Materi Kulwap bersama Bapak Dodik Mariyanto
Hmm darimana sebaiknya kita mulai.....?
Sebenarnya kaidahnya sederhana --saya yakin kita semua tahu-- yaitu bahwa “Dalam satu kapal hanya ada satu dan hanya satu nakhoda.” Ini de jure dan de facto ya.
Nah sekarang ditengok dulu, ada berapa nakhoda di keluarga Anda?
Bisa menyebutkan namanya dengan jelas?
Diterima dan diakui?
Kalau dalam tahap satu ini saja Anda grothal-grathul melewatinya dan tidak bisa menjawab dengan hati lapang dan penuh sukacita, maka tahap selanjutnya akan lebih sulit melaluinya.
Tugas nakhoda saya tidak akan bahas, itu ada dalam materi leadership.
Bahasan kita malam ini adalah tentang followership, apa dan bagaimana menjadi follower yang baik.
Followership diawali dengan PENERIMAAN tanpa syarat atas kepemimpinan dari nakhoda.
Penerimaan atas apa?
1. Bahwa nakhoda akan membawa ke tujuan yang benar dan melalui jalan terbaik.
2. Yakin dengan kualitas kepemimpinan dari nakhoda, bukan berarti sempurna melainkan mampu untuk membawa bahtera menuju tujuan dengan selamat dan bahagia.
Tugas follower sederhana:
1. Taat sepenuhnya dalam tahap pelaksanaan
2. Memberikan pandangan, gagasan dan pertimbangan dalam tahap perencanaan atau perumusan tindakan/ keputusan.
3. Menerima tanggung jawab yang diberikan oleh nakhoda dengan sepenuhnya dan menjalankannya dengan sebaik-baiknya.

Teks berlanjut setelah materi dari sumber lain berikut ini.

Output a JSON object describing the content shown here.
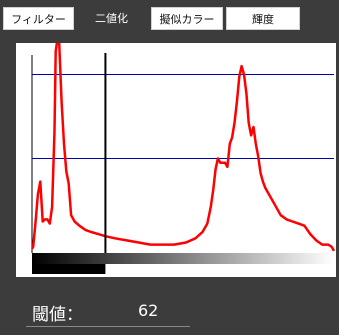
{
  "tabs": [
    {
      "label": "フィルター"
    },
    {
      "label": "二値化",
      "active": true
    },
    {
      "label": "擬似カラー"
    },
    {
      "label": "輝度"
    }
  ],
  "threshold": {
    "label": "閾値：",
    "value": 62
  },
  "chart_data": {
    "type": "line",
    "xlim": [
      0,
      255
    ],
    "ylim": [
      0,
      100
    ],
    "title": "",
    "xlabel": "",
    "ylabel": "",
    "grid": false,
    "reference_lines": [
      {
        "orientation": "horizontal",
        "y": 85,
        "color": "#0000aa"
      },
      {
        "orientation": "horizontal",
        "y": 45,
        "color": "#0000aa"
      }
    ],
    "threshold_marker": {
      "x": 62,
      "color": "#000000"
    },
    "series": [
      {
        "color": "#ff0000",
        "points": [
          [
            0,
            2
          ],
          [
            1,
            3
          ],
          [
            3,
            15
          ],
          [
            5,
            28
          ],
          [
            7,
            34
          ],
          [
            9,
            15
          ],
          [
            11,
            16
          ],
          [
            13,
            16
          ],
          [
            15,
            14
          ],
          [
            17,
            22
          ],
          [
            19,
            58
          ],
          [
            20,
            96
          ],
          [
            21,
            100
          ],
          [
            23,
            100
          ],
          [
            25,
            72
          ],
          [
            27,
            52
          ],
          [
            29,
            39
          ],
          [
            31,
            33
          ],
          [
            33,
            18
          ],
          [
            36,
            15
          ],
          [
            40,
            13
          ],
          [
            45,
            11
          ],
          [
            50,
            10
          ],
          [
            56,
            9
          ],
          [
            62,
            8
          ],
          [
            70,
            7
          ],
          [
            80,
            6
          ],
          [
            90,
            5
          ],
          [
            100,
            4
          ],
          [
            110,
            4
          ],
          [
            120,
            4
          ],
          [
            130,
            5
          ],
          [
            138,
            7
          ],
          [
            144,
            10
          ],
          [
            148,
            14
          ],
          [
            151,
            22
          ],
          [
            153,
            30
          ],
          [
            155,
            40
          ],
          [
            157,
            45
          ],
          [
            159,
            43
          ],
          [
            161,
            43
          ],
          [
            163,
            43
          ],
          [
            165,
            41
          ],
          [
            167,
            52
          ],
          [
            169,
            55
          ],
          [
            171,
            62
          ],
          [
            173,
            72
          ],
          [
            175,
            84
          ],
          [
            177,
            89
          ],
          [
            179,
            85
          ],
          [
            181,
            76
          ],
          [
            183,
            62
          ],
          [
            185,
            56
          ],
          [
            187,
            60
          ],
          [
            189,
            52
          ],
          [
            191,
            46
          ],
          [
            193,
            38
          ],
          [
            195,
            34
          ],
          [
            197,
            31
          ],
          [
            200,
            28
          ],
          [
            205,
            23
          ],
          [
            210,
            18
          ],
          [
            215,
            16
          ],
          [
            220,
            15
          ],
          [
            225,
            14
          ],
          [
            230,
            13
          ],
          [
            235,
            9
          ],
          [
            240,
            6
          ],
          [
            245,
            4
          ],
          [
            250,
            4
          ],
          [
            253,
            3
          ],
          [
            255,
            1
          ]
        ]
      }
    ],
    "gradient_bar": {
      "colors": [
        "#000000",
        "#ffffff"
      ],
      "threshold": 62
    }
  }
}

4. Memberikan feedback yang jelas kepada nakhoda atas pencapaian atau jalannya aktivitas/ keputusan (agar nakhoda dapat mengambil keputusan berikutnya yang tepat).

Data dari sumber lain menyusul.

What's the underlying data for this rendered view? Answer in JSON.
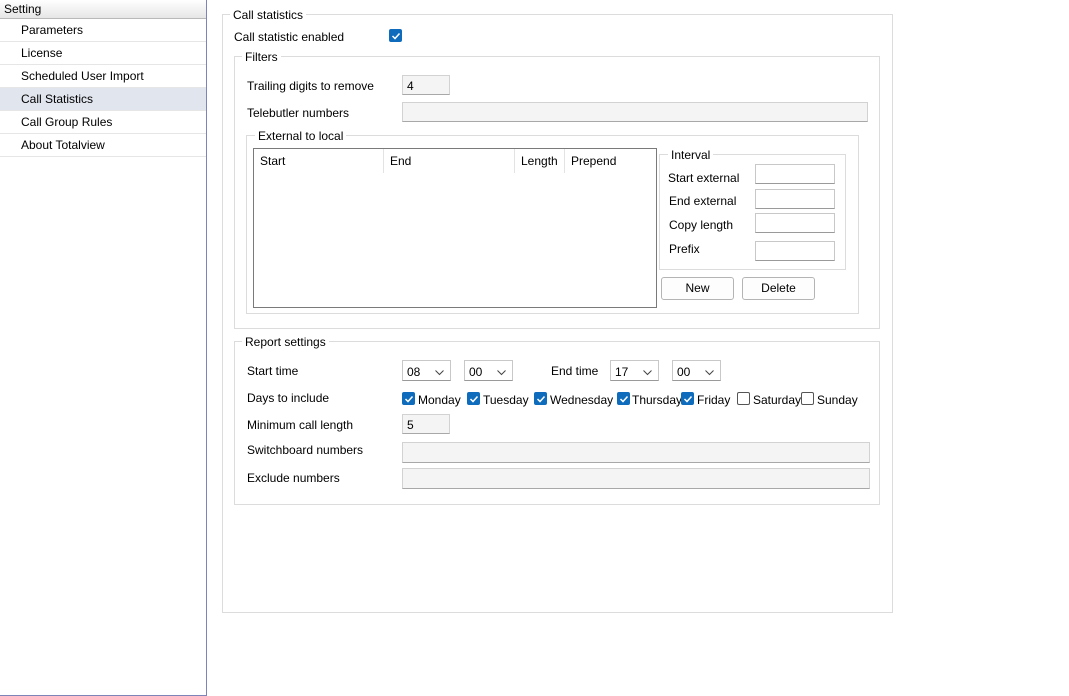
{
  "sidebar": {
    "header": "Setting",
    "items": [
      {
        "label": "Parameters"
      },
      {
        "label": "License"
      },
      {
        "label": "Scheduled User Import"
      },
      {
        "label": "Call Statistics"
      },
      {
        "label": "Call Group Rules"
      },
      {
        "label": "About Totalview"
      }
    ]
  },
  "call_statistics": {
    "title": "Call statistics",
    "enabled_label": "Call statistic enabled",
    "enabled": true,
    "filters": {
      "title": "Filters",
      "trailing_digits_label": "Trailing digits to remove",
      "trailing_digits_value": "4",
      "telebutler_label": "Telebutler numbers",
      "telebutler_value": "",
      "external_to_local": {
        "title": "External to local",
        "columns": [
          "Start",
          "End",
          "Length",
          "Prepend"
        ],
        "interval": {
          "title": "Interval",
          "start_external_label": "Start external",
          "end_external_label": "End external",
          "copy_length_label": "Copy length",
          "prefix_label": "Prefix"
        },
        "new_button": "New",
        "delete_button": "Delete"
      }
    },
    "report": {
      "title": "Report settings",
      "start_time_label": "Start time",
      "start_hour": "08",
      "start_minute": "00",
      "end_time_label": "End time",
      "end_hour": "17",
      "end_minute": "00",
      "days_label": "Days to include",
      "days": [
        {
          "label": "Monday",
          "checked": true
        },
        {
          "label": "Tuesday",
          "checked": true
        },
        {
          "label": "Wednesday",
          "checked": true
        },
        {
          "label": "Thursday",
          "checked": true
        },
        {
          "label": "Friday",
          "checked": true
        },
        {
          "label": "Saturday",
          "checked": false
        },
        {
          "label": "Sunday",
          "checked": false
        }
      ],
      "min_length_label": "Minimum call length",
      "min_length_value": "5",
      "switchboard_label": "Switchboard numbers",
      "exclude_label": "Exclude numbers"
    }
  },
  "icons": {
    "checkbox": "checkmark-icon",
    "dropdown": "chevron-down-icon"
  }
}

5. Menjaga suasana bahagia dalam beraktivitas, bekerjasama dengan baik dengan setiap anggota keluarga yang lainnya.
Sebagaimana halnya dengan leadership, followership juga dapat dipelajari, dilatih dan ditingkatkan.
Prasayarat bagi followership adalah sama dengan leadership yaitu (sekali lagi) PENERIMAAN.
Semoga ijab-qobul Anda dulu memberikan dasar yang kuat dan jelas tentang hal ini.
Pertanyaan 1:
*Feni, Karawang*
1. Adakah tips-tips untuk menjaga atau menciptakan suasana bahagia di keluarga walaupun ditengah badai yang menerjang?
▪︎ Jawaban:
Bunda Feni, Pertama, (bila sesuatu itu memang tak bisa dihindari) hadapi, dan TERIMA.
Kemudian, NGOBROL (dengan pasangan, atau bila perlu sekeluarga). Sesuatu itu bisa lebih ringan bila diobrolkan, dan punya kemungkinan selesai dan mendapat solusi. Bila didiamkan atau diam2an sudah pasti tidak selesai.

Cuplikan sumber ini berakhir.